Da gleichwohl auch hinsichtlich der Aufwendungen für Heizung unangemessen hohe Kosten vom Träger der Grundsicherung nicht gezahlt werden müssen, eine abstrakte Festlegung aus den genannten Gründen aber schwierig ist, hat im Rahmen des § 22 Abs 1 Satz 1 SGB II eine Prüfung der Heizkosten auf ihre Angemessenheit hin orientiert an den Verhältnissen des Einzelfalles zu erfolgen. Dabei ist regelmäßig dann von unangemessen hohen Heizkosten auszugehen, wenn bestimmte Grenzwerte überschritten werden, die das Bundessozialgericht den von der co2online gGmbH in Kooperation mit dem Deutschen Mieterbund erstellten “Kommunalen Heizspiegeln” bzw dem “Bundesweiten Heizspiegel” entnimmt[32]. An der Heranziehung eines solchen Grenzwertes ist aus Gründen der Praktikabilität festzuhalten, solange der jeweils örtlich zuständige Träger der Grundsicherung keine im dargestellten Sinne differenzierte Datenermittlung für den konkreten Vergleichsraum durchgeführt hat, die zuverlässige Schlüsse auf einen Wert für grundsicherungsrechtlich angemessene Heizkosten in seinem Zuständigkeitsbereich zulässt[33].

Die aus den dargestellten praktischen Schwierigkeiten abgeleitete Notwendigkeit, den Grenzwert des Heizspiegels im Einzelfall heranzuziehen, erhellt, dass die Werte des bundesweiten (oder kommunalen) Heizspiegels etwas anderes als die Bestimmung abstrakt angemessener Heizkosten sind.

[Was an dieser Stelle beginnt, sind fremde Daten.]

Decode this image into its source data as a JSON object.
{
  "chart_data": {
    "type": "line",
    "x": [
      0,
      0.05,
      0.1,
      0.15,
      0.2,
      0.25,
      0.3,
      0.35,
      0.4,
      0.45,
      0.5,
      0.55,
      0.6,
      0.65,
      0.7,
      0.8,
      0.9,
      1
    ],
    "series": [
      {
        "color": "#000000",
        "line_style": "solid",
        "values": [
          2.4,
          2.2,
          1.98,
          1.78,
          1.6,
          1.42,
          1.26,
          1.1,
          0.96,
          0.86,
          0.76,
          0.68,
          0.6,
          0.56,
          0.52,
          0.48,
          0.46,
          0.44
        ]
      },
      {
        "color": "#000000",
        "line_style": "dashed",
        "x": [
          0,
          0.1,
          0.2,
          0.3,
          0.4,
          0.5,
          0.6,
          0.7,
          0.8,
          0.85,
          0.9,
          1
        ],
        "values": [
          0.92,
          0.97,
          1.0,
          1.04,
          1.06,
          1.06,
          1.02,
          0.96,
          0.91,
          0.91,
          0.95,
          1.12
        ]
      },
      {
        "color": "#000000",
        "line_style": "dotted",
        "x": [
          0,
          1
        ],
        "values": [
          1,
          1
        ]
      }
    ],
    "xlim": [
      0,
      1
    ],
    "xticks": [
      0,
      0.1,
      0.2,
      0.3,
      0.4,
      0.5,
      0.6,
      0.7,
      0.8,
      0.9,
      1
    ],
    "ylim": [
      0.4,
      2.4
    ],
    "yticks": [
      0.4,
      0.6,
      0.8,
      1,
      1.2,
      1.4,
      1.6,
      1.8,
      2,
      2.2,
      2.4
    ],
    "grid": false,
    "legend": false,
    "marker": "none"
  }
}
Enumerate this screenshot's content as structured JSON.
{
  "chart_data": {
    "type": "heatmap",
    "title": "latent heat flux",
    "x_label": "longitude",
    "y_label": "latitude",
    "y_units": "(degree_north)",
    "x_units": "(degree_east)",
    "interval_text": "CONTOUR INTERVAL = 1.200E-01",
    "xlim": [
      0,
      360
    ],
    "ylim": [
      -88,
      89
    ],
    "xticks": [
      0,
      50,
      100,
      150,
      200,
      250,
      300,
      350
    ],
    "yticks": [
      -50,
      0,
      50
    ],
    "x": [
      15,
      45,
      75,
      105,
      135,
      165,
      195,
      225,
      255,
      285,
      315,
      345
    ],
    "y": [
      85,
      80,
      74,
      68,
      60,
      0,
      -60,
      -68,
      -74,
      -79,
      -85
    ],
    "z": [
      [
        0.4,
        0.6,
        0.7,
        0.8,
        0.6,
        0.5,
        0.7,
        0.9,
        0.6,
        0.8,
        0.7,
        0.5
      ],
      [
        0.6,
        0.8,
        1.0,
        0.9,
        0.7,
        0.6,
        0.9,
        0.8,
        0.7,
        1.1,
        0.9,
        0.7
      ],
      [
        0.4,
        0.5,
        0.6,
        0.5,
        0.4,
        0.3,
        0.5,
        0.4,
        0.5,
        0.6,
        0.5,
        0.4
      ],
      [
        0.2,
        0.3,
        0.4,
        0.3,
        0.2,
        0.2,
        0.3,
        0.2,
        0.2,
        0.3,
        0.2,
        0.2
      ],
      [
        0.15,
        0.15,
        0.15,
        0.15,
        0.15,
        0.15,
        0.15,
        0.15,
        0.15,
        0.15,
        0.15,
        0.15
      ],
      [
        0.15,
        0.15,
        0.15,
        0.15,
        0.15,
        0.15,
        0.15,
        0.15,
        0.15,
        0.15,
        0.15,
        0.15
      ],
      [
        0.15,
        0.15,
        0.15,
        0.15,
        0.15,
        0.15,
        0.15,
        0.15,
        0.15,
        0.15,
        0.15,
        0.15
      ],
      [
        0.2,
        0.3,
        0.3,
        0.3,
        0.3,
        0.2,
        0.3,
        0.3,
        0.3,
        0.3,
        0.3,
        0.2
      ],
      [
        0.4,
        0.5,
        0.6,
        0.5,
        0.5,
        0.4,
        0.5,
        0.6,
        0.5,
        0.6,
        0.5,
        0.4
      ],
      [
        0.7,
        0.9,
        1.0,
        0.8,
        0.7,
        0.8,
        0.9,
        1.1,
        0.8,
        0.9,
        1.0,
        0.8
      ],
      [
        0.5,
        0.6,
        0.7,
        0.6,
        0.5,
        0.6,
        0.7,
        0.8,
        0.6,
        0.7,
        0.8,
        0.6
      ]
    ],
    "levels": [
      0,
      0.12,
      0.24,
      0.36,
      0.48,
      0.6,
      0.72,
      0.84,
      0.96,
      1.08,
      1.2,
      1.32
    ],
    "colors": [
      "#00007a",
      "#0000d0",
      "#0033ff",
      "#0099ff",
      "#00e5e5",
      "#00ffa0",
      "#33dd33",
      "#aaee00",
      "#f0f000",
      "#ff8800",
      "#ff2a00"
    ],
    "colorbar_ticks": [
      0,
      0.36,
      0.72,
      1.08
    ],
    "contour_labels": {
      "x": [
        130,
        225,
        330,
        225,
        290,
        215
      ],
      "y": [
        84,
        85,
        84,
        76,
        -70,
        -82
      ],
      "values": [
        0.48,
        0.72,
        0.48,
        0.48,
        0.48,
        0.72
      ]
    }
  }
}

Der Grenzwert markiert nicht angemessene Heizkosten, sondern gibt einen Hinweis darauf, dass im Einzelfall von unangemessenen Heizkosten auszugehen ist; das Überschreiten des Grenzwertes kann lediglich als Indiz für die fehlende Angemessenheit angesehen werden. Eine Absenkung der zu zahlenden Heizkosten kann auch bei Überschreiten des Grenzwertes nur aufgrund einer Angemessenheitsprüfung im Einzelfall erfolgen und die in Folge dieser Einzelfallprüfung zu zahlenden Heizkosten ergeben sich ohnehin nicht aus dem Heizspiegel. Die Werte des Heizspiegels geben nicht das tatsächliche Preisniveau auf dem Wohnungsmarkt wieder und sind deshalb nicht im Sinne eines abstrakt angemessenen Quadratmeterhöchstwerts für Heizkosten zu verstehen[34].

Der Normgeber nach § 22a Abs 1 SGB II hat demnach, bezieht er auch die Aufwendungen für die Heizung nach § 22b Abs 1 Satz 2 SGB II in seine Regelungen ein, eine Datenermittlung zur Bestimmung eines differenzierten abstrakt angemessenen Wertes der Heizkosten im in Bezug zu nehmenden Wohnsegment durchzuführen[35].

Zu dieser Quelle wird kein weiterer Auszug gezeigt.